Was ist denn mit dem Lorenz los?
Der gutmütige Lehrer Anfang 40 attackiert plötzlich einen unangenehmen Kollegen, der ihn provoziert. Ganz untypisch kann er seine unterdrückten Aggressionen nicht mehr zügeln und gerät in Schlägereien. Sein Umfeld reagiert mit Unverständnis
„Und dass da wirklich viel Scheiß grad passierte auf dem Planeten, das war ja alles einleuchtend, aber dass er deswegen so infantile Auszucker …“
Denn der Lenz verspürt ein Unbehagen.
Du kennst dieses Unbehagen vielleicht auch. Das Unbehagen, wenn du dich umschaust und den ganzen Konsum siehst, während unser Planet vor die Hunde geht. Das Unbehagen angesicht der Werbung für Shapewear und Kollagenmasken auf Instagram, während Rechte vom Rande der Gesellschaft die Mitte erobern.
Und bei dem Lenz kommt noch ein ganz persönliches Unbehagen dazu. Und zwar das Gefühl, die falschen Lebensentscheidungen getroffen zu haben.
Er ist geschieden und hat eine Tochter im Teenageralter und sein Leben läuft in eigentlich in geordneten Bahnen, doch seine Träume aus der Jugend hat er nicht verwirklicht.
„Er war im Erwartbaren geblieben.“
Zum Glück sind gerade Ferien und der Lenz beschließt, erst mal auszusteigen. Er will in den Bergen nach seiner alten Jugendfreundin Theresa suchen. Hat sie etwas mit den Berichten über eine rätselhafte Bestie zu tun, die in den Bergen sein Unwesen treiben soll und Menschen und Tiere zerreißt?
Also steigt der Lenz auf in Abgeschiedenheit der Berge, genau dahin, wo die mysteriöse Gestalt wüten soll…
Thomas Arzt packt thematisch unglaublich viel in seinen handlungsreichen Roman, der in der zweiten Hälfte wie ein Spannungsroman gestaltet ist. Ich würde schon sagen, dass er eine typische männliche Midlifecrisis beschreibt, inklusive nostalgischer Verklärung der Vergangenheit.
Aber es steckt noch mehr hinter Lorenz persönlicher Krise und seinem Gefühl von Unbehagen. Arzt schreibt von dem um sich greifenden und wachsenden Gefühl der Unzufriedenheit und des Überdrusses angesichts unserer überfordernder Zeit.
wer spürt alles ein Unbehagen?
Die mysteriöse und wilde, fast mystische Figur der Theresa sehe ich als eine Art Verweigerungsphantasie, die Antithese zu Lorenzs angepassten Lebensstil. Als die Verkörperung von Lorenz’s Aussteigerträumen und einer ursprünglicheren Natur ohne die Fesel der Zivilisation.
Ich mag diese gesellschaftskritischen Ansätze und auch die philosophischen Einwürfe sehr gerne, die in die Richtung der Frage gehen: gibt es ein richtiges Leben im Falschen? Arzt verwendet viele Bilder, die die Gefühlswelt von Lenz untermalen. Die sich in der Wohnung ausbreitenden Würmer seiner Kompostierbox unterstreichen beispielsweise das sich in seinem Kopf ausbreitende Unbehagen, seinen Kontrollverlust und das Ausbrechen der Natur.
Weniger gut gefallen haben mir allerdings die Spannungselemente des Romans. Die hochgelegene Berg- und Hüttenwelt und ihre Bewohner überspitzt Arzt so stark, dass sie zur Karrikatur werden. Außerdem verwendet er ständig ein foreshadowing, das sich irgendwie meiner Meinung nach nie richtig einlöst, nicht einmal während der Höhepunkte des Bergabenteuers.
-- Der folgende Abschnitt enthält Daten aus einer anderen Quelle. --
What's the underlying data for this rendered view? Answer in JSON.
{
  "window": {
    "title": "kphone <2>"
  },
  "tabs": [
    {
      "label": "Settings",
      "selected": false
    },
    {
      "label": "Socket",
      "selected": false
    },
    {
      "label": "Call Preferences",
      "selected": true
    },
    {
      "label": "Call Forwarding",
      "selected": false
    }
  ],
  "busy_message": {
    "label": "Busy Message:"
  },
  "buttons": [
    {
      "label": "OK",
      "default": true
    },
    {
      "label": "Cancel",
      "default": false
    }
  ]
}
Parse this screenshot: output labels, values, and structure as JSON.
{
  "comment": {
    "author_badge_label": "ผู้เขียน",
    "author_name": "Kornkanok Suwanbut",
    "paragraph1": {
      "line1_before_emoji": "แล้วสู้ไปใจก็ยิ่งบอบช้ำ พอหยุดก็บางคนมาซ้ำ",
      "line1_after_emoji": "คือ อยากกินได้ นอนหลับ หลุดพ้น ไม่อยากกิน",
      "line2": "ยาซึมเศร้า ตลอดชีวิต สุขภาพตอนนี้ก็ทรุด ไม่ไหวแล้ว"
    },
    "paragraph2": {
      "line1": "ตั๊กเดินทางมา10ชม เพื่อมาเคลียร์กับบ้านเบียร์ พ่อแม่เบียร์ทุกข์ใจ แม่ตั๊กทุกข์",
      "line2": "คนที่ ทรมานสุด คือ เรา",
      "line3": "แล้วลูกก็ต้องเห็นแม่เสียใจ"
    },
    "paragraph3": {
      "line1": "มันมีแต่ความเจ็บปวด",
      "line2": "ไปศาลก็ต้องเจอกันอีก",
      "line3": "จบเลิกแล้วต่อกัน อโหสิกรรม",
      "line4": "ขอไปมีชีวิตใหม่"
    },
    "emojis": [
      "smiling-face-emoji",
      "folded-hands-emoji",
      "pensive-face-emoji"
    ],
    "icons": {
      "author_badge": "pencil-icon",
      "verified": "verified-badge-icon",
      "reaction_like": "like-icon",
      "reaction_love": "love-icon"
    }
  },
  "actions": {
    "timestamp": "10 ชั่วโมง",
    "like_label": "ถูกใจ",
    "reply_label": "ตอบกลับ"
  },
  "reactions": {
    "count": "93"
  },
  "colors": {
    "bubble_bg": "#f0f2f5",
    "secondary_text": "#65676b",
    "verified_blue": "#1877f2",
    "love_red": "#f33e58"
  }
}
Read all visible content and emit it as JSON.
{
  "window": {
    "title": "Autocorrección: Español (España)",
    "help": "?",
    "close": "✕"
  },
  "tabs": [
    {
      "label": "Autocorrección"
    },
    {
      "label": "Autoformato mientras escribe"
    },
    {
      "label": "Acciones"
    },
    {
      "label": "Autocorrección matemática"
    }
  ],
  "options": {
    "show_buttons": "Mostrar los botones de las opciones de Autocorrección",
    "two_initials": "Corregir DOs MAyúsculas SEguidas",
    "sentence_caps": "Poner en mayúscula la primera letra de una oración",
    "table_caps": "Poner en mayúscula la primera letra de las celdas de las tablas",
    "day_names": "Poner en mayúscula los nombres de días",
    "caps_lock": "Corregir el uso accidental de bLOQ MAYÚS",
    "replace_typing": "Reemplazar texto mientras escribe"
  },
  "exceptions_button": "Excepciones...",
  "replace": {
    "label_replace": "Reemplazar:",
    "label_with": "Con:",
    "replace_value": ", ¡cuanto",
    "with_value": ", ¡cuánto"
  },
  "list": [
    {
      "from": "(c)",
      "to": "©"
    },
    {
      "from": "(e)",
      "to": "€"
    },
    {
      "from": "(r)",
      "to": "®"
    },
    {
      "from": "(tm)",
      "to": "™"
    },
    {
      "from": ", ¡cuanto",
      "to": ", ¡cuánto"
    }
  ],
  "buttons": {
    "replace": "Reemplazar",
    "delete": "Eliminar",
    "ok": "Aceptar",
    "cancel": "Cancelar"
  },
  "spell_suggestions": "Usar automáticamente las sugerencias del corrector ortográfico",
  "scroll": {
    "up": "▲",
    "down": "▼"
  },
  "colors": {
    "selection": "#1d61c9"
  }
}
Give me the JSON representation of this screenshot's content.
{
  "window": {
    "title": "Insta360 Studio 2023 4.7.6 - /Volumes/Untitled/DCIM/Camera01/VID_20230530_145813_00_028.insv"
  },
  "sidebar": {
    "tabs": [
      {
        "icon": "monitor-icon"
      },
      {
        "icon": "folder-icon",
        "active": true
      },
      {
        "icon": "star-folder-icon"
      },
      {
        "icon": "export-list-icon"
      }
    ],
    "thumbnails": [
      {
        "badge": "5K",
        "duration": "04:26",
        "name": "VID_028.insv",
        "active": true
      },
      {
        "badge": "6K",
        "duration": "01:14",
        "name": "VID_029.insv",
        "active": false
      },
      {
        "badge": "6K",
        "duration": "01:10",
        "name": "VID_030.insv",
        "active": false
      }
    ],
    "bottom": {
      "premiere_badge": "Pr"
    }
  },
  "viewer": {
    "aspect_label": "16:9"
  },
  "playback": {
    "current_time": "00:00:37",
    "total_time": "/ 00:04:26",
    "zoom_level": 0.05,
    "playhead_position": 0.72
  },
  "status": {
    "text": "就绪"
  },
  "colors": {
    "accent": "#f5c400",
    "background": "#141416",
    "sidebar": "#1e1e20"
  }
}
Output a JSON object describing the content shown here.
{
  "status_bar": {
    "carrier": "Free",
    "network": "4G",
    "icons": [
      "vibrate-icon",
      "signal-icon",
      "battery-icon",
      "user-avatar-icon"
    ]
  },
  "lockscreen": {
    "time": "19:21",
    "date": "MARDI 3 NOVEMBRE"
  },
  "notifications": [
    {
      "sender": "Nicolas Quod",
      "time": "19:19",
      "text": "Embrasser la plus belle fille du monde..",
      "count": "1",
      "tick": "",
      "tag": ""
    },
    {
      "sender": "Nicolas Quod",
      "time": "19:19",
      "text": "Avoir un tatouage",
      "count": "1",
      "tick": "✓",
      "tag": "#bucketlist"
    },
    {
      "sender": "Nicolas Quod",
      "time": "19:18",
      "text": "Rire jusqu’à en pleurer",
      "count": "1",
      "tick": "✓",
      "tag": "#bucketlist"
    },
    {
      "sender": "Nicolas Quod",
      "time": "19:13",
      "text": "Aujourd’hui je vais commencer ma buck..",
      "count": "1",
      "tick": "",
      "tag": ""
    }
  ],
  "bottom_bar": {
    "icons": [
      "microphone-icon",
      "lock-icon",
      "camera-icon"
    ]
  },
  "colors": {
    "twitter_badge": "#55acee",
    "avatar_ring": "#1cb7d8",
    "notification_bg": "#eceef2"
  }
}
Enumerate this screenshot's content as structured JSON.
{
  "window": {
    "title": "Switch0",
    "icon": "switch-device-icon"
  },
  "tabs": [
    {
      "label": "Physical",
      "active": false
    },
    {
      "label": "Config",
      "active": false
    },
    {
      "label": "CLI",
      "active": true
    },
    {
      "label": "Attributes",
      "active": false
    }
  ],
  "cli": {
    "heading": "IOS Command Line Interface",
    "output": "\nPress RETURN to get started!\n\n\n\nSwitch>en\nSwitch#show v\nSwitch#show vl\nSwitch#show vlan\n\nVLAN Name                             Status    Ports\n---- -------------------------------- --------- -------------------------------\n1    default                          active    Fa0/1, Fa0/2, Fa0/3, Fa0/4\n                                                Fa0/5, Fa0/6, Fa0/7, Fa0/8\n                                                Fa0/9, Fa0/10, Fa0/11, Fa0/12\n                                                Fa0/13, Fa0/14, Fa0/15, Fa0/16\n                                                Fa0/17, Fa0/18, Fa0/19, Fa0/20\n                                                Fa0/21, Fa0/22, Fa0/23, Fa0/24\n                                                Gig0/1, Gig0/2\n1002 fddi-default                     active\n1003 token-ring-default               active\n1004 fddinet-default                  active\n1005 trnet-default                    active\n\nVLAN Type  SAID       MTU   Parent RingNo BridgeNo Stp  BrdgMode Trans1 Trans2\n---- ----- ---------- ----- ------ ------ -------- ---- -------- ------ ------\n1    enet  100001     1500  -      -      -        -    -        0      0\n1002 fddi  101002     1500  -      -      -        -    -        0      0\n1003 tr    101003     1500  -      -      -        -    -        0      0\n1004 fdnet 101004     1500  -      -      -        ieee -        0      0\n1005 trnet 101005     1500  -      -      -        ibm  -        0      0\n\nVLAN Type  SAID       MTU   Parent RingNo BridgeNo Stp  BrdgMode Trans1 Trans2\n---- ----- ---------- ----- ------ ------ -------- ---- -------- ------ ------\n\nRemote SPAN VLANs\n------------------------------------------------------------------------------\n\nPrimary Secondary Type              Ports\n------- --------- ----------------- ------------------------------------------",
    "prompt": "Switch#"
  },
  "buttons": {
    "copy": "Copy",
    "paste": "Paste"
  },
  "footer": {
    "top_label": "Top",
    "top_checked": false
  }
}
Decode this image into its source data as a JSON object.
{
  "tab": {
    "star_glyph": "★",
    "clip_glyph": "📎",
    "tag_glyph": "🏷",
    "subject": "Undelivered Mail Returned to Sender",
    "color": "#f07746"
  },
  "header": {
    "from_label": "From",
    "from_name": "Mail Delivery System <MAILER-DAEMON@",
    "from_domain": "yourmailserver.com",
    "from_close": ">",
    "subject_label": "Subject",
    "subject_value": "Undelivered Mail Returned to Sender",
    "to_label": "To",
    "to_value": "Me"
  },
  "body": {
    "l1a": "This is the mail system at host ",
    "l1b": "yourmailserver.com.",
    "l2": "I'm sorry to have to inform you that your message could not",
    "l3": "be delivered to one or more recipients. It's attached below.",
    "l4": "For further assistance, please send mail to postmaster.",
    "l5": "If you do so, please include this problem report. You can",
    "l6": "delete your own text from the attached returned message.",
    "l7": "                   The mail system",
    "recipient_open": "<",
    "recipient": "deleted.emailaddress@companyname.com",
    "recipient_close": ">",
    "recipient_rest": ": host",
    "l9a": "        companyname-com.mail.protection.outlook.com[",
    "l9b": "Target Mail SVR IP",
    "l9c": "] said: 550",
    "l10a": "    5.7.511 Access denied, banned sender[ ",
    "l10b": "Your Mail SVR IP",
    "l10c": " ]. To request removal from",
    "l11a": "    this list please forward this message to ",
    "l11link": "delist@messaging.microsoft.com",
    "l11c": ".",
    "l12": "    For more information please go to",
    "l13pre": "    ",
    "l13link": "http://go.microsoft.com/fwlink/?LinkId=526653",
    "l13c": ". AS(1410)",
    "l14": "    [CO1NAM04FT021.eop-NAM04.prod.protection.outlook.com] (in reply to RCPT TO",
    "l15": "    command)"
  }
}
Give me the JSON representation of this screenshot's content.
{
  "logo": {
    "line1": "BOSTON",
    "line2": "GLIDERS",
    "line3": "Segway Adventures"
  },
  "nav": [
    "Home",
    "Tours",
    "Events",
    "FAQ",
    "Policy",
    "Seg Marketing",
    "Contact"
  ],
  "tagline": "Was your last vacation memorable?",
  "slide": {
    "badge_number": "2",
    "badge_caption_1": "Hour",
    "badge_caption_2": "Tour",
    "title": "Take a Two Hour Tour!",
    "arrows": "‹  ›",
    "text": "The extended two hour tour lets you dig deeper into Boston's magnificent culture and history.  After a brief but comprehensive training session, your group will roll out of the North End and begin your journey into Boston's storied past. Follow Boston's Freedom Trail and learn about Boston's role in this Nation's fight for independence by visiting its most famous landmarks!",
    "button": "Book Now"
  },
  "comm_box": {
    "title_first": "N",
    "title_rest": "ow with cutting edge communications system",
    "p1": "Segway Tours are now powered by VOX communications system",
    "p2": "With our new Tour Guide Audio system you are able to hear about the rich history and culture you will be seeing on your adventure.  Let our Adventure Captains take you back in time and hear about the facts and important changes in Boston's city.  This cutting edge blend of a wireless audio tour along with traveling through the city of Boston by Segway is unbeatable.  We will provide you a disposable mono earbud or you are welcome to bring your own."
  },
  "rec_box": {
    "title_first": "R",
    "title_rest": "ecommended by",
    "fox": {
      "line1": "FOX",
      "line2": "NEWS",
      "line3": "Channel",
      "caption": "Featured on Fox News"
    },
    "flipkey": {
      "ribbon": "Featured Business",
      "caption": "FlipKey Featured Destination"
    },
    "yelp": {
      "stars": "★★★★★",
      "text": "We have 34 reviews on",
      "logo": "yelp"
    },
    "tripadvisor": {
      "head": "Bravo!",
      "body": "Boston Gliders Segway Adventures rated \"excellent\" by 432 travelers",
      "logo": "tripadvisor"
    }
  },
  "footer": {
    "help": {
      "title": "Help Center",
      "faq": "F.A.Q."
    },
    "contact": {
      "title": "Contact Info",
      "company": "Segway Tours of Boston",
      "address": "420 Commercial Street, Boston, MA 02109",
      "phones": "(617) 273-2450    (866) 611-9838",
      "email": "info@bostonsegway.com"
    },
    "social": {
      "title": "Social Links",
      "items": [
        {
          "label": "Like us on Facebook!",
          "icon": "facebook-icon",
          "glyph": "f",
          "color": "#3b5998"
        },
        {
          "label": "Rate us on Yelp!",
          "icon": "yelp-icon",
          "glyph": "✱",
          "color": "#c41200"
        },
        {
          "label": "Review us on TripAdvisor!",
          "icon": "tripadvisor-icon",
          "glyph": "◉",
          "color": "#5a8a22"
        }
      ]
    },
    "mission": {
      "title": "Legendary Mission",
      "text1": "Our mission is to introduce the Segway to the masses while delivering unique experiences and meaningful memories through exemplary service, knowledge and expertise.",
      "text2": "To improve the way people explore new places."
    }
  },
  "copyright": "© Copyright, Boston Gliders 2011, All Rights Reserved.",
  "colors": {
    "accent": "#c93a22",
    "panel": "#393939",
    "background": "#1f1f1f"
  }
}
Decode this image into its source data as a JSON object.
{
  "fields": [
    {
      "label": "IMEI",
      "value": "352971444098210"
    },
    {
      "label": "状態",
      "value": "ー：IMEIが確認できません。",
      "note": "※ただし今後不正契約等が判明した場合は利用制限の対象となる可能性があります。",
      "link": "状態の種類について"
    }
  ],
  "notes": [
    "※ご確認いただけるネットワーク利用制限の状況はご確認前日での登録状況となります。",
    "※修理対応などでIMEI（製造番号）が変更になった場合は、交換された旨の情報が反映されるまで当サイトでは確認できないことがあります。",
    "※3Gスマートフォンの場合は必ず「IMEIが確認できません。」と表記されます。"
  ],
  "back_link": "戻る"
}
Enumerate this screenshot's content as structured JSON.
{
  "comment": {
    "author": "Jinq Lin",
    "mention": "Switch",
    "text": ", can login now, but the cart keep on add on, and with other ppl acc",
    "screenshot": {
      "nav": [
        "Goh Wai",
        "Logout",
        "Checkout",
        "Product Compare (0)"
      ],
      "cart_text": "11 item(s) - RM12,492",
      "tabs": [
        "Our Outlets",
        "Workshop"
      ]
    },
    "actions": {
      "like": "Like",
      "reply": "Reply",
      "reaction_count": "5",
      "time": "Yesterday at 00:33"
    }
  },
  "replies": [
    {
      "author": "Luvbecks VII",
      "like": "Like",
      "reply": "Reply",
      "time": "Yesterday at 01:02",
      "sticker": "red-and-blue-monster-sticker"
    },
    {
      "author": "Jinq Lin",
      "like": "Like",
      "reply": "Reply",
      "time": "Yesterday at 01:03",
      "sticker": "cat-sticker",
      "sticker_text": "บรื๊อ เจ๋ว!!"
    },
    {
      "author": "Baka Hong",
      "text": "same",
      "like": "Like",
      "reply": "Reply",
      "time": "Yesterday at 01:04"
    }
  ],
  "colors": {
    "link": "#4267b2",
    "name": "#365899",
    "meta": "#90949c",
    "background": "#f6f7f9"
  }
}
Auch die literarische Bearbeitung der Frage, wer hier eigentlich die Bestie ist, der Mensch oder der Wolf, hatte ich in letzter Zeit schon in spannenderer und stimmigerer Ausführung gelesen, beispielsweise in „Hundswut“ oder in „Von Norden rollt ein Donner“.
Nach dem Schluss des Romans bin ich dann auch nicht wirklich zufrieden, sondern es bleibt ein, vielleicht beabsichtigtes Unbehagen.
Ingesamt war „Das Unbehagen“ für mich also ein Roman, der mich persönlich als Spannungsroman und auf der Unterhaltungsebene nicht wirklich überzeugt hat, der aber mit seiner Gesellschaftskritik und dem tollen Setting in den Bergen punkten konnte.
Vielen lieben Dank an den österreichischen und unabhängigen Residenz Verlag für das Rezensionsexemplar mit dem wunderschönen und düsteren Cover. Danke und viel Erfolg an Thomas Arzt für den Roman!